2. We feel as if we are letting you down even though you’ve repeatedly told us that we are not. Basically what the author is saying here is that we may start out our week with great intentions of doing lots of things…going places with family and friends etc. but when the time comes to do these fun things our bodies and our minds are not in the right place to take part and we must cancel. Having to do this at the last minute makes us feel like we are letting people down. We apologize for not being up for it and with that comes guilt and sadness.

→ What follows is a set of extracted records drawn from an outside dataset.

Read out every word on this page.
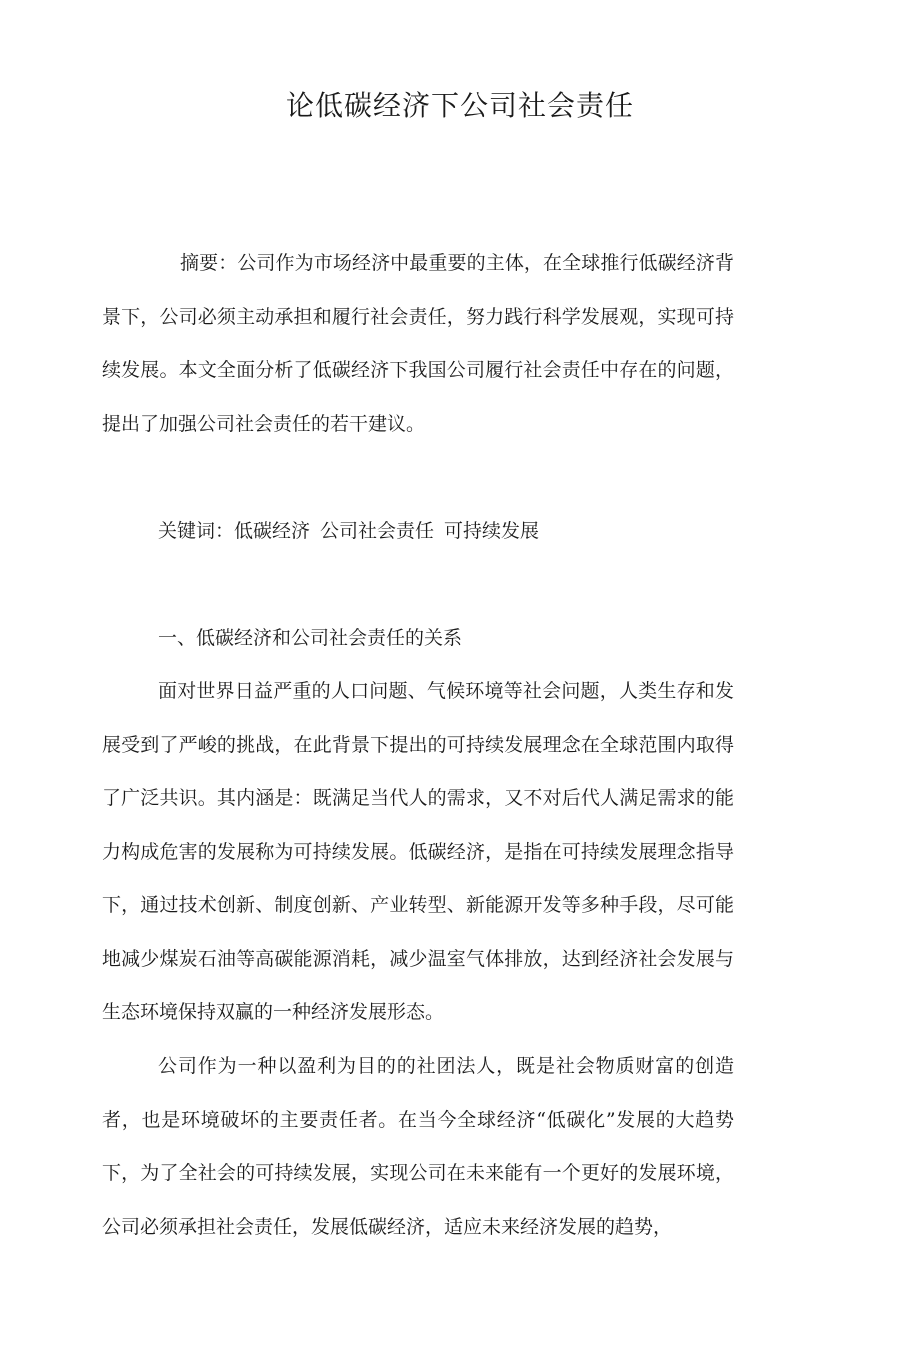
论低碳经济下公司社会责任

摘要：公司作为市场经济中最重要的主体，在全球推行低碳经济背景下，公司必须主动承担和履行社会责任，努力践行科学发展观，实现可持续发展。本文全面分析了低碳经济下我国公司履行社会责任中存在的问题，提出了加强公司社会责任的若干建议。

关键词：低碳经济 公司社会责任 可持续发展

一、低碳经济和公司社会责任的关系

面对世界日益严重的人口问题、气候环境等社会问题，人类生存和发展受到了严峻的挑战，在此背景下提出的可持续发展理念在全球范围内取得了广泛共识。其内涵是：既满足当代人的需求，又不对后代人满足需求的能力构成危害的发展称为可持续发展。低碳经济，是指在可持续发展理念指导下，通过技术创新、制度创新、产业转型、新能源开发等多种手段，尽可能地减少煤炭石油等高碳能源消耗，减少温室气体排放，达到经济社会发展与生态环境保持双赢的一种经济发展形态。

公司作为一种以盈利为目的的社团法人，既是社会物质财富的创造者，也是环境破坏的主要责任者。在当今全球经济“低碳化”发展的大趋势下，为了全社会的可持续发展，实现公司在未来能有一个更好的发展环境，公司必须承担社会责任，发展低碳经济，适应未来经济发展的趋势，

3. Being chronically ill can be embarrassing. We don’t think we should be chronically ill and we end up experiencing negative self-judgement. Culture tells us all that we should be healthy and agile. When we are not we feel embarrassed by this. I was embarrassed when I first started to use a cane. Then I had to wrap my head around needing a scooter to go any distance. I use to be a fitness buff. I worked out with personal trainers and kept fit. I can’t do that anymore. This creates an incredible sense of embarrassment. I would prefer to keep my illness private but I can’t. It’s very obvious that something is up with my health and physical abilities. When strangers see me in my scooter or walking with my cane they always ask me if I had surgery or something like that. I look perfectly healthy on the surface. I am also embarrassed to have to ask for help. It bothers me so much to have to rely on my hubby for housework, helping me with grocery shopping etc. It embarrasses me to have to rely on friends and family for the simplest things I use to be able to do myself.
So you see, it’s not easy being chronically ill. There is a lot of emotional baggage that comes with it. I do my best to try and stay positive. I read spiritual books relating to positivity and gratitude etc. And for the most part I do okay with happiness and gratitude but there are times when I just break down and hide in my own grief. It’s just the way it is.